Aviezer Tucker’s Democracy against Liberalism looks at a different problem, but dealing with populism is an important part of his analysis. Tucker tries to disabuse the reader, politely but firmly, of the notion that liberal societies are a proper subset of democracies. True, there are some democracies that are illiberal, but there are also some liberal societies that are not democratic. The book poses some “types” that are opposed: technocracy against populism, democracy against authoritarianism, and liberalism against illiberalism. This would suggest a 2x2x2 cube of types, but not all of the boxes actually correspond to nations in the world, at least not nations that survive for long.

The types tend to move in predictable ways. Communist or authoritarian regimes often begin as revolutionary populist movements, and become technocratic or at least bureaucratized by party elites (Cuba, North Korea). Taiwan and South Korea were authoritarian, but with relatively liberal economies, and moved toward democracy. As the title suggests, Tucker is interested in the tensions in countries that are democratic, but which devolve into illiberal populism (Argentina). To gain power, populist movements must break the existing institutions and dissolve the constitutional systems of checks and balances that all liberal societies have in some form.

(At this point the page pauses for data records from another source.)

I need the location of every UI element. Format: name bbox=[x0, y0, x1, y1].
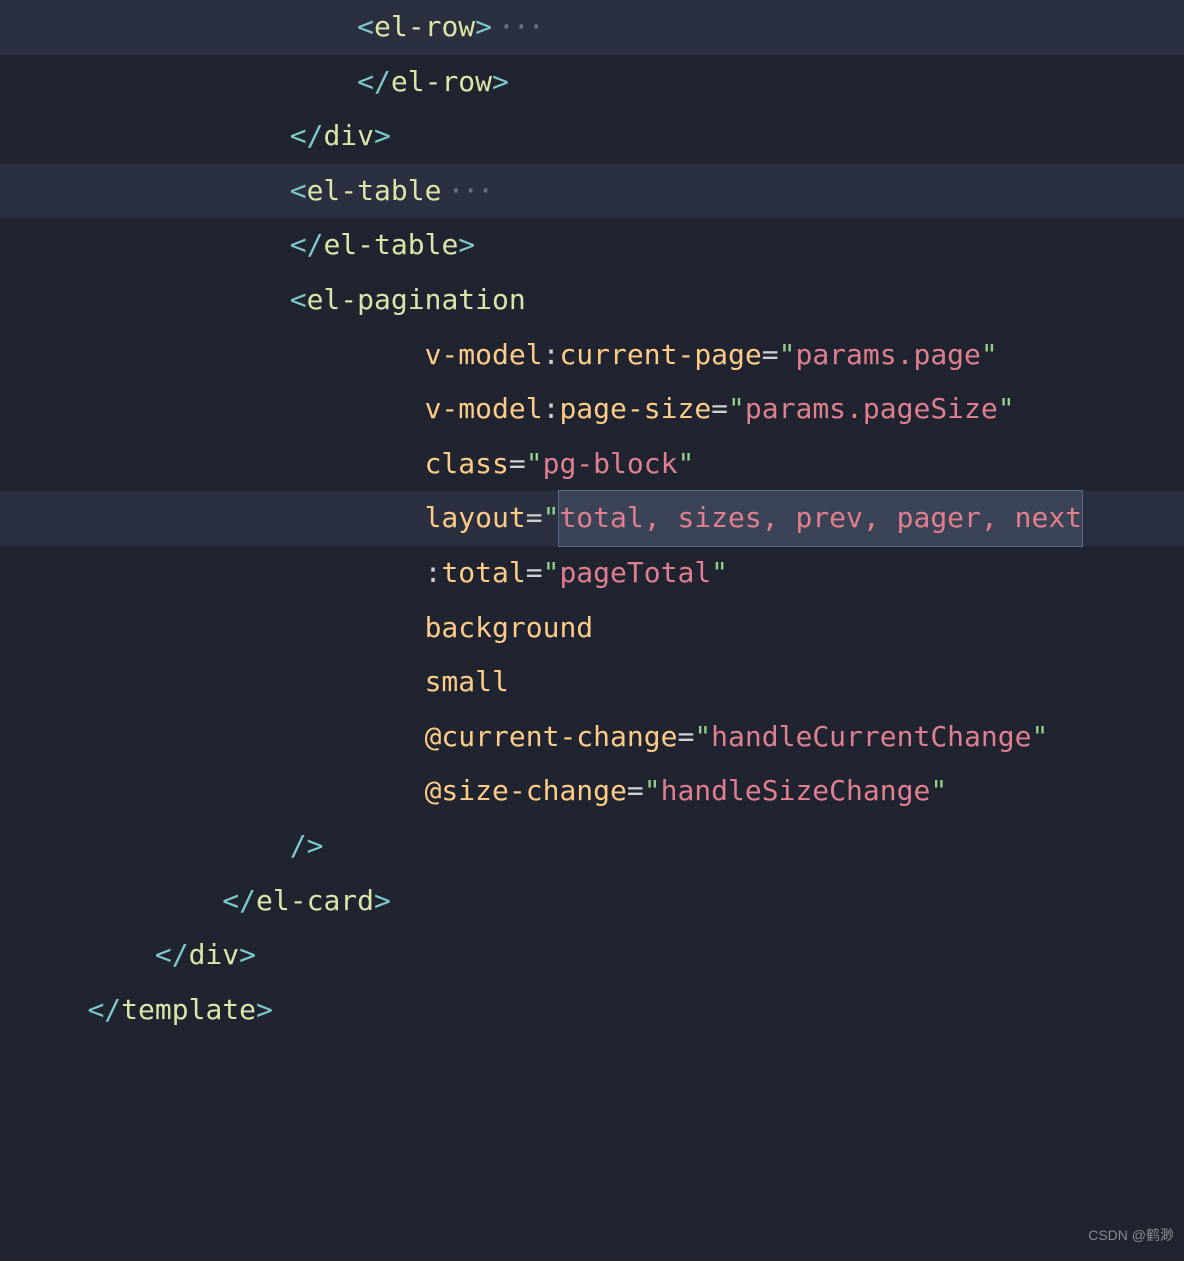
code-line[interactable]: :total="pageTotal" bbox=[0, 546, 1184, 601]
code-token: template bbox=[121, 983, 256, 1038]
code-line[interactable]: v-model:current-page="params.page" bbox=[0, 328, 1184, 383]
code-token: " bbox=[779, 328, 796, 383]
code-token: > bbox=[256, 983, 273, 1038]
code-token: total bbox=[441, 546, 525, 601]
code-token: el-row bbox=[391, 55, 492, 110]
code-token: </ bbox=[155, 928, 189, 983]
code-token: " bbox=[981, 328, 998, 383]
code-token: = bbox=[526, 491, 543, 546]
code-token: " bbox=[543, 491, 560, 546]
code-line[interactable]: /> bbox=[0, 819, 1184, 874]
code-token: el-pagination bbox=[307, 273, 526, 328]
code-token: /> bbox=[290, 819, 324, 874]
code-token: < bbox=[357, 0, 374, 55]
code-token: " bbox=[711, 546, 728, 601]
code-editor[interactable]: <el-row>··· </el-row> </div> <el-table··… bbox=[0, 0, 1184, 1261]
code-token: > bbox=[492, 55, 509, 110]
fold-icon[interactable]: ··· bbox=[498, 0, 543, 55]
code-line[interactable]: <el-row>··· bbox=[0, 0, 1184, 55]
code-line[interactable]: class="pg-block" bbox=[0, 437, 1184, 492]
code-line[interactable]: background bbox=[0, 601, 1184, 656]
code-token: : bbox=[543, 328, 560, 383]
code-line[interactable]: </div> bbox=[0, 109, 1184, 164]
code-token: </ bbox=[87, 983, 121, 1038]
code-line[interactable]: <el-table··· bbox=[0, 164, 1184, 219]
code-line[interactable]: <el-pagination bbox=[0, 273, 1184, 328]
code-token: < bbox=[290, 273, 307, 328]
code-token: pg-block bbox=[543, 437, 678, 492]
code-token: total, sizes, prev, pager, next bbox=[559, 491, 1082, 546]
code-token: el-card bbox=[256, 874, 374, 929]
code-token: = bbox=[711, 382, 728, 437]
code-token: div bbox=[189, 928, 240, 983]
code-token: < bbox=[290, 164, 307, 219]
code-line[interactable]: </div> bbox=[0, 928, 1184, 983]
code-token: " bbox=[694, 710, 711, 765]
code-token: > bbox=[458, 218, 475, 273]
code-token: " bbox=[526, 437, 543, 492]
code-token: small bbox=[425, 655, 509, 710]
code-token: @current-change bbox=[425, 710, 678, 765]
code-line[interactable]: </template> bbox=[0, 983, 1184, 1038]
code-token: > bbox=[475, 0, 492, 55]
code-token: params.page bbox=[795, 328, 980, 383]
code-token: " bbox=[728, 382, 745, 437]
code-token: " bbox=[677, 437, 694, 492]
code-token: background bbox=[425, 601, 594, 656]
code-line[interactable]: </el-card> bbox=[0, 874, 1184, 929]
fold-icon[interactable]: ··· bbox=[447, 164, 492, 219]
code-token: = bbox=[762, 328, 779, 383]
code-line[interactable]: @size-change="handleSizeChange" bbox=[0, 764, 1184, 819]
code-token: </ bbox=[222, 874, 256, 929]
code-token: pageTotal bbox=[559, 546, 711, 601]
code-token: > bbox=[374, 109, 391, 164]
watermark-text: CSDN @鹤渺 bbox=[1088, 1222, 1174, 1249]
code-line[interactable]: v-model:page-size="params.pageSize" bbox=[0, 382, 1184, 437]
code-token: " bbox=[644, 764, 661, 819]
code-token: " bbox=[998, 382, 1015, 437]
code-token: el-table bbox=[323, 218, 458, 273]
code-token: " bbox=[543, 546, 560, 601]
code-token: el-table bbox=[307, 164, 442, 219]
code-token: handleSizeChange bbox=[661, 764, 931, 819]
code-token: </ bbox=[290, 109, 324, 164]
code-line[interactable]: layout="total, sizes, prev, pager, next bbox=[0, 491, 1184, 546]
code-token: : bbox=[543, 382, 560, 437]
code-token: el-row bbox=[374, 0, 475, 55]
code-token: " bbox=[930, 764, 947, 819]
code-token: = bbox=[677, 710, 694, 765]
code-token: @size-change bbox=[425, 764, 627, 819]
code-line[interactable]: </el-table> bbox=[0, 218, 1184, 273]
code-line[interactable]: @current-change="handleCurrentChange" bbox=[0, 710, 1184, 765]
code-token: div bbox=[323, 109, 374, 164]
code-token: layout bbox=[425, 491, 526, 546]
code-token: = bbox=[509, 437, 526, 492]
code-token: v-model bbox=[425, 328, 543, 383]
code-token: " bbox=[1031, 710, 1048, 765]
code-token: = bbox=[526, 546, 543, 601]
code-token: v-model bbox=[425, 382, 543, 437]
code-token: </ bbox=[290, 218, 324, 273]
code-token: </ bbox=[357, 55, 391, 110]
code-token: params.pageSize bbox=[745, 382, 998, 437]
code-token: class bbox=[425, 437, 509, 492]
code-line[interactable]: </el-row> bbox=[0, 55, 1184, 110]
code-token: : bbox=[425, 546, 442, 601]
code-token: = bbox=[627, 764, 644, 819]
code-token: current-page bbox=[559, 328, 761, 383]
code-token: > bbox=[239, 928, 256, 983]
code-token: > bbox=[374, 874, 391, 929]
code-token: handleCurrentChange bbox=[711, 710, 1031, 765]
code-token: page-size bbox=[559, 382, 711, 437]
code-line[interactable]: small bbox=[0, 655, 1184, 710]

The triumphalism of the “end of political history” period of the 1990s and early 2000s, where it was taken for granted that everyone wanted liberal democracy and would embrace it without question, is ebbing fast. Illiberal institutions, driven by populisms of the left and the right, are growing in size and strength in Brazil, Hungary, India, Poland, and Turkey, and possibly in the United States.

Tucker is quite fair to what scholars in North America and Europe call the “public choice tradition”: he ignores absolutely all of it. Remarkably, nearly 10% of the total references in the book are to works written by Tucker himself. Not even William Riker’s 1982 book, Liberalism against Populism: A Confrontation between the Theory of Democracy and the Theory of Social Choice (San Francisco, CA: W.H. Freeman) is referenced.

This is unfortunate, because in some ways Tucker’s point is that we know quite a lot about how institutions and constitutions work. Populist, illiberal governments, whether authoritarian or democratic, tend to be unstable (for reasons Riker demonstrated forty years ago). The hope is that this populist paroxysm will be brief, and that liberal institutions can be rebuilt. Tucker is more hopeful that liberal policies will carry the day, including education and wealth redistribution, robbing populist movements of the fuel they need to burn things down.

Democracy against Liberalism is in some ways a book of its specific time, advancing no large themes and revealing no surprising truths that will lead to it being read twenty years from now. And it is not informed by the literature on why liberal constitutions have produced stability and prosperity in places where liberalism thrives. Still, it’s worth reading, because Tucker is able to synthesize the myriad apparently unrelated events in many nations, and give it some coherence as a way of understanding larger trends. I recommend it.